12. BEFORE LOVE CAME TO KILL US by Jessie Reyez

Genre: An interesting amalgamation of R&B, hip hop, and pop.
If you’re only going to listen to ONE song you should listen to… “DO YOU LOVE HER”
The best time to listen to it: When you either a) have just had your heart broken or b) are not feeling anything and need to be reminded of just how badly hearts can break.
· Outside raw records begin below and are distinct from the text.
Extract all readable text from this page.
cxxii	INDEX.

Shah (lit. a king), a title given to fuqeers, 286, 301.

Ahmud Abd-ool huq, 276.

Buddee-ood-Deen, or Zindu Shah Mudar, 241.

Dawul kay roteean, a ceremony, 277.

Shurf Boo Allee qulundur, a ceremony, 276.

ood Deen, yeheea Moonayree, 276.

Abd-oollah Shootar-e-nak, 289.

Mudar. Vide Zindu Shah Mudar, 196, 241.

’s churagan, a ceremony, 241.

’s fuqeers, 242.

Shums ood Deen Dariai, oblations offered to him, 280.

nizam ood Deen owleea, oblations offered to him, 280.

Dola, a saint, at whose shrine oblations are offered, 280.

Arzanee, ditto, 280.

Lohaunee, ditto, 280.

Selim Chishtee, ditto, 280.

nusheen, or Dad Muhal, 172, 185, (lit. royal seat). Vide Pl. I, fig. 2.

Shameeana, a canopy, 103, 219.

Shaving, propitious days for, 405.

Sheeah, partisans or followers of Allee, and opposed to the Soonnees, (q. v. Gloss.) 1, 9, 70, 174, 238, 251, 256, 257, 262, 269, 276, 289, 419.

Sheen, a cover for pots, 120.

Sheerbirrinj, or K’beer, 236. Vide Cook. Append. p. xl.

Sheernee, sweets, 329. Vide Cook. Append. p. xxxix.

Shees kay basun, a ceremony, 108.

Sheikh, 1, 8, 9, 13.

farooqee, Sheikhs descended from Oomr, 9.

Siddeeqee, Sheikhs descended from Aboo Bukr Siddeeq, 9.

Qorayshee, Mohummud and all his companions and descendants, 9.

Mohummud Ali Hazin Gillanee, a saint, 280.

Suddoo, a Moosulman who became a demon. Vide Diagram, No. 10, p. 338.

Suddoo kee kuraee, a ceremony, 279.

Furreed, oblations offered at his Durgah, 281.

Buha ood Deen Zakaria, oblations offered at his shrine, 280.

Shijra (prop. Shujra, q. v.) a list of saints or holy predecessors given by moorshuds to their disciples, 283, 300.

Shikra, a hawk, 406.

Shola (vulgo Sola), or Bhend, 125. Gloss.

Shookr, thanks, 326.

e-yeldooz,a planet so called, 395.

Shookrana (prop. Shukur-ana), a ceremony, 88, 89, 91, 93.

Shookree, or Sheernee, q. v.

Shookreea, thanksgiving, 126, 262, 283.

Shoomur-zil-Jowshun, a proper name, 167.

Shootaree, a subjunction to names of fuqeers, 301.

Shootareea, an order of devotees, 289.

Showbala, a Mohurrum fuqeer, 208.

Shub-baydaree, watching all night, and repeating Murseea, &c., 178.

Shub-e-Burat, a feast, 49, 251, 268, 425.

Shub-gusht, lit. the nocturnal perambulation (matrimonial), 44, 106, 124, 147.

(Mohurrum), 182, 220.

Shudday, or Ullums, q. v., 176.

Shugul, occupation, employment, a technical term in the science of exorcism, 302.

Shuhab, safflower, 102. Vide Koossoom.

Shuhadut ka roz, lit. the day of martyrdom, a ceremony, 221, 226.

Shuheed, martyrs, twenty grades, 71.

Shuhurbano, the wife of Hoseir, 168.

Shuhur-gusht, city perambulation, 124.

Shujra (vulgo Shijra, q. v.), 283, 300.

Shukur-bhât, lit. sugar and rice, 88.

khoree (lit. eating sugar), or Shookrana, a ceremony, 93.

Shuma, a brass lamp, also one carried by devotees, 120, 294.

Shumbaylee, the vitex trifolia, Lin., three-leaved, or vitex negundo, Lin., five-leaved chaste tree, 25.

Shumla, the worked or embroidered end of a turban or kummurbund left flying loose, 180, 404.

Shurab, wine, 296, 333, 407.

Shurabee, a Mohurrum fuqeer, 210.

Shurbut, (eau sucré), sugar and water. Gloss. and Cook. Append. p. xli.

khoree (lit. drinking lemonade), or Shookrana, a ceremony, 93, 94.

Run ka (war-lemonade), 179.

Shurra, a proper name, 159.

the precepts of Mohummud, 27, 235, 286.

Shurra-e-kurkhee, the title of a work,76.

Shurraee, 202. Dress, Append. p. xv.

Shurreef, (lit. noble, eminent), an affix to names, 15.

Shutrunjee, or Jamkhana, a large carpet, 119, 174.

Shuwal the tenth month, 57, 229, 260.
What makes it special: BEFORE LOVE CAME TO KILL US kind of feels like a love child of Billie Eilish and Camila Cabello… yet I love it more than either of those artists. It’s dark and demented at some points, yet other moments make you feel like crying alone curled up in the fetal position. It also has what might be the most gripping opening track I’ve heard on any 2020 album in “DO YOU LOVE HER.” It has this twisted, intoxicating quality, drawing you into this downward spiral of feels that the rest of the album has in store for you.
Reyez also knows how to draw from a lot of influences without necessarily feeling derivative. There’s Latin flair. There’s bluesy anthems. There’s rap. The result is a dark tragedy of epic proportions that sounds like no other breakup album I’ve heard, and frankly if I’m in the mood for this album nothing else can come close to scratching the same itch.
11. Zeros by Declan McKenna

Genre: Rock
If you’re only going to listen to ONE song you should listen to… “The Key to Life on Earth”
The best time to listen to it: When you need to escape into a fantasy and ponder reality at the same time.
What makes it special: Zeros feels like the album that the Beatles might’ve made if they were just bursting on the scene for the first time in 2020. It’s fascinating to me how well Declan can pull inspiration from the psychadelic rock of the 1960s, yet it never feels like a cheap knock-off of an artist you’d rather be listening to.
Zeros has the grandiose vision of a proper concept album, while still having enough memorable hooks to be approachable. The first time I heard it, I wasn’t sure there was much here beyond a rock album that’s fun to listen to. Yet with every new listen, it felt like there was some other layer beneath the surface begging for me to discover it. Are the lyrics literally about a trip to space? Are they a criticism of our real-life broken political and economic systems? Could they possibly be both? Zeros works the way a good novel does: fun at first, and only gets better the more you think about it.